Analisis seharusnya sudah terbaca oleh Tim Indonesia ketika Denmark berduel
dengan Malaysia dan Jepang.
RINDU DIUJUNG RAKET
Dan
itulah yang menyebabkan piala Thomas seperti semakin menjauh nyaris di ujung
raket dan hampir masuk ke jurang yang dalam andaikan diujung raket itu ada
jurang atau anggap saja sisi ring raket adalah jurang, atlet kita tidak mampu
menggapai ruang untuk mengambil kembali.

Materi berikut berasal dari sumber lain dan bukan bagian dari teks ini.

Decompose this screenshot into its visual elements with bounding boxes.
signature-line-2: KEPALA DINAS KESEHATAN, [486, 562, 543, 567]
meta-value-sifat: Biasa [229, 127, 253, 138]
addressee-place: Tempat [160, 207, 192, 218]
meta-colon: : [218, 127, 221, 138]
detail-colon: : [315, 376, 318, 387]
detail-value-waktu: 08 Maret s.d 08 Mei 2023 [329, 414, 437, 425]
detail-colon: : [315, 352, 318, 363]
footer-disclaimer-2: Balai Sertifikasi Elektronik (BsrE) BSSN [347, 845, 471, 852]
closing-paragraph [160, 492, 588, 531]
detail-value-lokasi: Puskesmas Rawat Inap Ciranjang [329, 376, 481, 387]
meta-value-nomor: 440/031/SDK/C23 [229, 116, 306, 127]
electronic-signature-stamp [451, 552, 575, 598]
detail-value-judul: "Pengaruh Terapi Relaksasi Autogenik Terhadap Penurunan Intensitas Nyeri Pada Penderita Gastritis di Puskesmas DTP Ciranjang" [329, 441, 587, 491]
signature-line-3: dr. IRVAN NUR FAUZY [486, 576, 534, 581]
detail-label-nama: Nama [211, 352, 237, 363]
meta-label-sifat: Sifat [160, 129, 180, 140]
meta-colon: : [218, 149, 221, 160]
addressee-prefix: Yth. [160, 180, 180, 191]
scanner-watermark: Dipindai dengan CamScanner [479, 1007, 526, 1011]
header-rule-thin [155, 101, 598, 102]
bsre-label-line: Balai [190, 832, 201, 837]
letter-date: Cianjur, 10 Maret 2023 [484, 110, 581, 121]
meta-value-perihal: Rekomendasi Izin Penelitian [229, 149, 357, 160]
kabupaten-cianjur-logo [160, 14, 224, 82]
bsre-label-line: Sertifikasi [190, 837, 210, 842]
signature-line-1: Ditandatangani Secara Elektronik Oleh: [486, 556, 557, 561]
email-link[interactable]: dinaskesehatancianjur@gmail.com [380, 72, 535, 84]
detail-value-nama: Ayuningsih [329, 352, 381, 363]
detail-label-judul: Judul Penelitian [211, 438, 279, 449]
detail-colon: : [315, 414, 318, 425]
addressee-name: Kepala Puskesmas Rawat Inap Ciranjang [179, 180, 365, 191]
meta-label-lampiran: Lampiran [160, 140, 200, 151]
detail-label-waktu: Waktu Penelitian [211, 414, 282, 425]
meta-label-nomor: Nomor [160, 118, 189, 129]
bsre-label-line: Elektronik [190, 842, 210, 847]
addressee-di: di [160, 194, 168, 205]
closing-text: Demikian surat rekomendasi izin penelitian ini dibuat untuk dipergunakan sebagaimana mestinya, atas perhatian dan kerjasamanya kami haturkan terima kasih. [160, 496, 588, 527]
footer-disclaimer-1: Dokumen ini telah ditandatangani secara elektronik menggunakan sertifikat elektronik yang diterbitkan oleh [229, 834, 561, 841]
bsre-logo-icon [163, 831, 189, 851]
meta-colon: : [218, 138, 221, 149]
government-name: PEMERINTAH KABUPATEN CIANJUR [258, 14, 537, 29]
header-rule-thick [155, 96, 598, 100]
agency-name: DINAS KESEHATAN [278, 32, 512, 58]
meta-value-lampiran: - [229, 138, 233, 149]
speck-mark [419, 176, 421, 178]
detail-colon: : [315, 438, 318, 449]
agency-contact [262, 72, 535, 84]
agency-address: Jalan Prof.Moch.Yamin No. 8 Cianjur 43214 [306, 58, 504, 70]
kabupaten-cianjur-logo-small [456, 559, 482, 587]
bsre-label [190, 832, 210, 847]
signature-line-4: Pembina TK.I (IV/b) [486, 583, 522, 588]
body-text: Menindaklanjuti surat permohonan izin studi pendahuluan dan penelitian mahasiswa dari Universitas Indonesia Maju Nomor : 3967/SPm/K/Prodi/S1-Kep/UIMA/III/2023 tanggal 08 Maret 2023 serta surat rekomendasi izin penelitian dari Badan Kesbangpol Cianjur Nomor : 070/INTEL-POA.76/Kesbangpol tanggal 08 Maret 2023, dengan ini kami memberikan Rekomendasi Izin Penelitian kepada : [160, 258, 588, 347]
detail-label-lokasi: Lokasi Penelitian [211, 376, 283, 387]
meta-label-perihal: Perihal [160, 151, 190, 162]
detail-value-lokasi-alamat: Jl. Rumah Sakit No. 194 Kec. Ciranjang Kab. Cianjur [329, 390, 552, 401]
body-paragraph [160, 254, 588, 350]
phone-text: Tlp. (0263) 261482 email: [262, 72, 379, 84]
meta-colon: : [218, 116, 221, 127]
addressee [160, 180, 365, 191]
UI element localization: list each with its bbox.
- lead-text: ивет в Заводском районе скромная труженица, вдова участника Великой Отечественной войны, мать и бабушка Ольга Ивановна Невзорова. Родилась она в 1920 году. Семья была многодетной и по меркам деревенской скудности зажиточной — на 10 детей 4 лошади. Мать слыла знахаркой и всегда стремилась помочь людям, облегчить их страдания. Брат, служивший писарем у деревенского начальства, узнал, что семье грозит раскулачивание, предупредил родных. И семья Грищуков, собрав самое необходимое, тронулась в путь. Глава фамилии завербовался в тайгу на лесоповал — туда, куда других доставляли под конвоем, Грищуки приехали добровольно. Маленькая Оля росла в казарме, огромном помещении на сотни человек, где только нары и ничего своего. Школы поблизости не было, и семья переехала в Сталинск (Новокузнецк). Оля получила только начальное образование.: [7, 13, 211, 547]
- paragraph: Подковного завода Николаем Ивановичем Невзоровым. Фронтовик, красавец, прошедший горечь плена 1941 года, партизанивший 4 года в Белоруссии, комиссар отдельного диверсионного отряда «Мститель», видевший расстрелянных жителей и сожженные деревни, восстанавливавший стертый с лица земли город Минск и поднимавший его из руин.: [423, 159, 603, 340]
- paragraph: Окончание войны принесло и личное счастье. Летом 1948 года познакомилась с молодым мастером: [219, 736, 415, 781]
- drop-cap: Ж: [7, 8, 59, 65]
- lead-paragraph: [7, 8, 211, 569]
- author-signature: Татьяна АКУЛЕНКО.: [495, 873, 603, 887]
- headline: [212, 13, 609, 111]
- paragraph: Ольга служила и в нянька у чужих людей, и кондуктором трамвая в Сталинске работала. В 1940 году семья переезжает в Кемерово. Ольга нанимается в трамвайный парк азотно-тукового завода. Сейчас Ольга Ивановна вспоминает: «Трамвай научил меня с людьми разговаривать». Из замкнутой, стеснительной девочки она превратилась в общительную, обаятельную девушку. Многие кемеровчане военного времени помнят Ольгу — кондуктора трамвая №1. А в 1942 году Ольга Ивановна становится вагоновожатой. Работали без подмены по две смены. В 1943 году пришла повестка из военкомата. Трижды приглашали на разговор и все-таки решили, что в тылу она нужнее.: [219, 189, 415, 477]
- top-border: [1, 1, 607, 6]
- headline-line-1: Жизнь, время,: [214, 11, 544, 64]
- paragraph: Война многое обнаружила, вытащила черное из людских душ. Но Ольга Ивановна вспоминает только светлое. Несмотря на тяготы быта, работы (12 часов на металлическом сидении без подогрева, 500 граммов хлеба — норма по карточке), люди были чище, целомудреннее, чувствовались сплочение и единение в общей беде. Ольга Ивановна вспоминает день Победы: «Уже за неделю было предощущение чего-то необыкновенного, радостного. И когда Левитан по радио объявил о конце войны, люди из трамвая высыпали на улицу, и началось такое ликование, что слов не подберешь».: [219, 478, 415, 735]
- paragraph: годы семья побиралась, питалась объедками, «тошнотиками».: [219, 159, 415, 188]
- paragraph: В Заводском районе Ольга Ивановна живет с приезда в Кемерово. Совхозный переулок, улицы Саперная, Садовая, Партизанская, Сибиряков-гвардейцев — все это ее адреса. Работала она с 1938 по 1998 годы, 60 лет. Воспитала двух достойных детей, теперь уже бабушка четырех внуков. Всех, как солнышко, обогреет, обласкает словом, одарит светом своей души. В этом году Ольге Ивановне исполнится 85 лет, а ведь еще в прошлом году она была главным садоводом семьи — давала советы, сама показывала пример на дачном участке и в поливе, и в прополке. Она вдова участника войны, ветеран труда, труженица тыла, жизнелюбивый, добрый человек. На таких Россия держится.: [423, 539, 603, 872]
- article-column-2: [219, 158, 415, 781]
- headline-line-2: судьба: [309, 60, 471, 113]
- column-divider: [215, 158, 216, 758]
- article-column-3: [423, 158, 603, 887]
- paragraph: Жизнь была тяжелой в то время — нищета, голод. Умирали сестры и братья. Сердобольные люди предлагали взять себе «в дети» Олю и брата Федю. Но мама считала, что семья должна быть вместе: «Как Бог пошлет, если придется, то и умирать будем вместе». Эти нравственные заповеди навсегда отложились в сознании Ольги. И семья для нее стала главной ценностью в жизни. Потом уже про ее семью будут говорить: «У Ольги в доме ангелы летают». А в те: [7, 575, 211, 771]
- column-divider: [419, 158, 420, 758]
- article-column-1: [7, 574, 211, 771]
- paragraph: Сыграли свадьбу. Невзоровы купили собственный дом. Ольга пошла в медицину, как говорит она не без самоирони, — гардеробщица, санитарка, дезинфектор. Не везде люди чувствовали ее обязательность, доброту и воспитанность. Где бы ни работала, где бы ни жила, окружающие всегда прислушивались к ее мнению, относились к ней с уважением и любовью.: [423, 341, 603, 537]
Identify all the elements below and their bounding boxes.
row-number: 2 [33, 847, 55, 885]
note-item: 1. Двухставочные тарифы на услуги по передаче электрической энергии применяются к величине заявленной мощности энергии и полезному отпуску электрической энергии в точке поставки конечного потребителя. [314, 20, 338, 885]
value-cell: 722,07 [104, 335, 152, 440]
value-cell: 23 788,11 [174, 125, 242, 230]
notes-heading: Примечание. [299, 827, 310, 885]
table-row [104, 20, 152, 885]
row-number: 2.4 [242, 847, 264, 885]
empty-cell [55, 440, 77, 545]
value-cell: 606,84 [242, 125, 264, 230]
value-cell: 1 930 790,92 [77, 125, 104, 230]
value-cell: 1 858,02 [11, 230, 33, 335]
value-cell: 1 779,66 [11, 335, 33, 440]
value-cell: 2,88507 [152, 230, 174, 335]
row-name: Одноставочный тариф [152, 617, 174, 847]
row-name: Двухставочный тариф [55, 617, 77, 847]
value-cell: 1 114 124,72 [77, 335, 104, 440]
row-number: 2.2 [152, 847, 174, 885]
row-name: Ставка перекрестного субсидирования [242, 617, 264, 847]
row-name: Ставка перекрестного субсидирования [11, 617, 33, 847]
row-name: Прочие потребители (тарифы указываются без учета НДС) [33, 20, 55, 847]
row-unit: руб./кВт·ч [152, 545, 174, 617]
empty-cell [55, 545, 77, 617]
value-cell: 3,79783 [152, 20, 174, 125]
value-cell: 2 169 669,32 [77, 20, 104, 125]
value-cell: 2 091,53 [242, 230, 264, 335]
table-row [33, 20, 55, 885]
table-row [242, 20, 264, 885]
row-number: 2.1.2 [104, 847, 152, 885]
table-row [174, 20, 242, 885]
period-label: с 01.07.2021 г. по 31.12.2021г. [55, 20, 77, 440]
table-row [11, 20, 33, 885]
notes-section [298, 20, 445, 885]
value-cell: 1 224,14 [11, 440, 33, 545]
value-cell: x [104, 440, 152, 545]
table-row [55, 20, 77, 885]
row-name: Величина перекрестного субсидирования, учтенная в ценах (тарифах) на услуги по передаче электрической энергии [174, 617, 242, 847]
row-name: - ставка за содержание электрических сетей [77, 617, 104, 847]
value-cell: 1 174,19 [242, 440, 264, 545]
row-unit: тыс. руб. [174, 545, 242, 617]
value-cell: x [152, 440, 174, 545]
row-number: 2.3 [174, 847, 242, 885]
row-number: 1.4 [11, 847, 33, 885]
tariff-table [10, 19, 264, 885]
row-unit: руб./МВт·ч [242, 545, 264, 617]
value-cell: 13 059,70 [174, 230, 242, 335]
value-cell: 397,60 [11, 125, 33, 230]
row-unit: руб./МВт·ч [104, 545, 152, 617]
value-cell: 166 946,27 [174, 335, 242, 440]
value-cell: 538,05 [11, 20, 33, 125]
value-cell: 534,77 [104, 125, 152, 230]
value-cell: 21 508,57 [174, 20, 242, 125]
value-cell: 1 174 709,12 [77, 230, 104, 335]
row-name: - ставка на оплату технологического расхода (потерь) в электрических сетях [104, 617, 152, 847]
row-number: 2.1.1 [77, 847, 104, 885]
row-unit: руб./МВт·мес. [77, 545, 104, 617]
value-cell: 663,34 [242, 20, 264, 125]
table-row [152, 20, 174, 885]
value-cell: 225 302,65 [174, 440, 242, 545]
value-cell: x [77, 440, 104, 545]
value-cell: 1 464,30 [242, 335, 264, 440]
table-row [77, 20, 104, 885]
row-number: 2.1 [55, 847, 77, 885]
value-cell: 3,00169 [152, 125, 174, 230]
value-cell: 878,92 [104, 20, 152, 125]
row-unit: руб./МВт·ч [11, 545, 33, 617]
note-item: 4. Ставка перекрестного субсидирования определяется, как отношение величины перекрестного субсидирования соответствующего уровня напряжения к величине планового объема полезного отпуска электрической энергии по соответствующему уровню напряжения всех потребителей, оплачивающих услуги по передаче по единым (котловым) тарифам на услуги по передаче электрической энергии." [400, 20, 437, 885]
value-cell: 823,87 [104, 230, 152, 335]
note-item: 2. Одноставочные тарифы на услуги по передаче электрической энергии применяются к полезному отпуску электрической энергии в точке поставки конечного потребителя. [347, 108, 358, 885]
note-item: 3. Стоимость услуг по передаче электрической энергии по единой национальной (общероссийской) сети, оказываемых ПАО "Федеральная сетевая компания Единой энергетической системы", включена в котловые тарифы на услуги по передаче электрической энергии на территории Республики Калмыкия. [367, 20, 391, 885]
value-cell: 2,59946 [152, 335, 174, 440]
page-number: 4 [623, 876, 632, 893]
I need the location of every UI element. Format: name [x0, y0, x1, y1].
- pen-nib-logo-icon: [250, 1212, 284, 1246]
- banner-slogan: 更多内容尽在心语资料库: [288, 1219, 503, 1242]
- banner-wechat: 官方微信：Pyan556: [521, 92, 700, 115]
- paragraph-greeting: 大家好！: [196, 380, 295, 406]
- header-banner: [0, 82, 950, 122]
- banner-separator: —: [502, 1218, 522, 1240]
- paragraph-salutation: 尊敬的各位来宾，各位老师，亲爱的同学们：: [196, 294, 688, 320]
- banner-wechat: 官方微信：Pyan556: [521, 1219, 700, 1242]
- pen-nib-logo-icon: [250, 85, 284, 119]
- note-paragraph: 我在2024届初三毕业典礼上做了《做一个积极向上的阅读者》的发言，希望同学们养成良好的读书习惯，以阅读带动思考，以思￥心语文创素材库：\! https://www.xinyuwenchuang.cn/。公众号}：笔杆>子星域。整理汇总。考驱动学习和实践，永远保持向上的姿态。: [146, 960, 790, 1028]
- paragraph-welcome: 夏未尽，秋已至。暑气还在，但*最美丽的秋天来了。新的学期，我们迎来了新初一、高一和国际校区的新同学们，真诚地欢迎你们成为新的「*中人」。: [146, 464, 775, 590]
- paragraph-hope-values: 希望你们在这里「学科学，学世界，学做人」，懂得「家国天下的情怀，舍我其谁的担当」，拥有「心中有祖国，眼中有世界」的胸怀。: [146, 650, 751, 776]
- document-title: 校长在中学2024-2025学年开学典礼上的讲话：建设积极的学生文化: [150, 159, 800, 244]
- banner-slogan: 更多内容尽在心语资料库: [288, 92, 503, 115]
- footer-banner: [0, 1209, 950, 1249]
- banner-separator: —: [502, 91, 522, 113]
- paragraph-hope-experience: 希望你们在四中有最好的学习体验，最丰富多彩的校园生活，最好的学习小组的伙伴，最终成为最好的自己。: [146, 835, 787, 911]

Dan kegagalan itu semakin jauh, rindu ini
melihat piala thomas itu kembali bagaikan sekali lagi di ujung raket, nyaris
mulai susah datang, karena dia sudah di tepi jurang yang dalam, susahnya kita
mendapatkan piala itu, padahal kualitas pemain kita sudah mulai merata dengan
pemain berusia muda dan bahkan ada beda 4 tahun dari kegagalan terakhir Indonesia
mempertahankan supremasi beregu putra dunia, jalan sudah begitu lapang ke
final, mulai dari penyisihan grup Asia dengan tampil juara penyisihan putra lalu
lolos penyisihan final grup Indonesia tampil juara grup lalu mampu mengalahkan
Korea Selatan, apalagi kita tahu Korsel mampu mengalahkan raksasa bulutangkis
dunia dan juga tuan rumah, namun kenapa ketika di final Indonesia seperti anti
klimaks? padahala dari berbagai pertemuan kita selalu menang dengan Denmark dan
cuplikan pendorong semangat dan mungkin juga ada gambara pelajaran teknik
bermain antara Indonesia dan denmark yang ditampilkan media elektronik, dan
kebetulan rata-rata pemain Denmark bertubuh kutilanggap (kurus, tinggi dan
langsing tegap).
Tapi
itulah yang terjadi, namun kerinduan kita akan kembalinya si Piala Thomas, itu
harus dibangkitkan kembali dengan berjuang keras lagi, karena secercah harapan
dengan mulai matangnya pemain muda kita yang rata-rata masih umur 18-an tahun
dan harus sabar menunggu, para pemain kita sudah berjuang maksimal, talenta
mereka masih akan berkembang dengan tetap memberi dorongan semangat, kita patuh
memberikan aplaus kepada mereka, semoga dapat dilanjutkan pada perhelatan
berikutnya.
Gambar 1 : Ayo bangkit Tommy, usiamu masih muda, dan jangan pedulikan cibiran orang lain
(sumber foto : Sindo News)
SAATNYA BANGKIT
Feeling
Presiden RI memang meleset, menduga Indonesia juara, namun apapun ceritanya
kita harus bangkit lagi dengan memberikan dorongan reformasi di PBSi jika
diperlukan, tidak perlu seperti PSSI, yang sering mendapat perhatian dari RI 1,
ada kunjungan, ada usulan pertandingan sepakbola, ada pembukaan turnamen beda
dengan bulutangkis, harus ada dukungan penuh menuju kebangkitan, harus ada
sugesti dalam bentuk fisik, perhatian akan kemajuan atlet-atlet bulutangkis
kita karena tantangan bulutangkis lebih berat pada tahun 2016, atlet muda kita
jangan besar kepala dengan hasil sekarang, ada tradisi yang harus dilanjutkan
Tradisi
itu adalah mengembalikan dan mempersembahkan kembali tradisi medali emas
olimpiade bulutangkis yang rencananya di adakan di Rio De Janeiro, Brazil yang
sangat ini mengalami kegaduhan politik dan sebaran virus zika.
Indonesia
harus bangkit untuk mempersembahkan medali yang sempat hilang dari perhelatan
olimpiade London, lupakan kenangan pahit itu, bangkit menuju brasil dengan
terlebih dahulu tunjukan hasil kebangkiutan mental pada kejuaraan Indonesia
terbuka tahun 2016.
Gambar 2 : Atlet muda, ayo bangkitlah dari kegagalan, jangan menyerah karena sesungguhnya kita bukan
yang mudah menyerah, raih prestasi gemilang.(Sumber foto : Sindo News)
Akhir
kata, mari lah bangkit bersama, dan tulisan ini baru saya publikasikan karena
saya sejujur memang tidak tahan merasakan pahitnya kegagalan itu dan baru
semangat lagi setelah jagoaan Tim bola saya menang penelti pada laga liga
championship Eropa dengan Ronaldo CR7 yang menuntas dahaga juaranya dengan
memberi rasa kemenangan yang menjalar ke diri saya untuk kembali menulis
tulisan ini, selamat buat Real Madrid.
Selamat untuk
Indonesia yang mampu hadir di final dengan pemain muda penuh talenta semoga di
masa mendatang juara lagi dan juga selamat buat Denmark, untuk pertama kali
juara setelah menunggu puluhan tahun atau 67 tahun untuk menjadi juara,
sebuah perjalanan yang sangat panjang untuk menjadi juara, dan Indonesia harus bangkit,
siapapun lawan harus dilibas termasuk Tiongkok.
Sekarang mari kita menghiburkan diri dengan nobar Piala Eropa dan Amerika di bulan Juni dengan bersama datangnya bulan suci Ramadhan 2016, jangan lupa, selamat menjalankan ibadah puasa.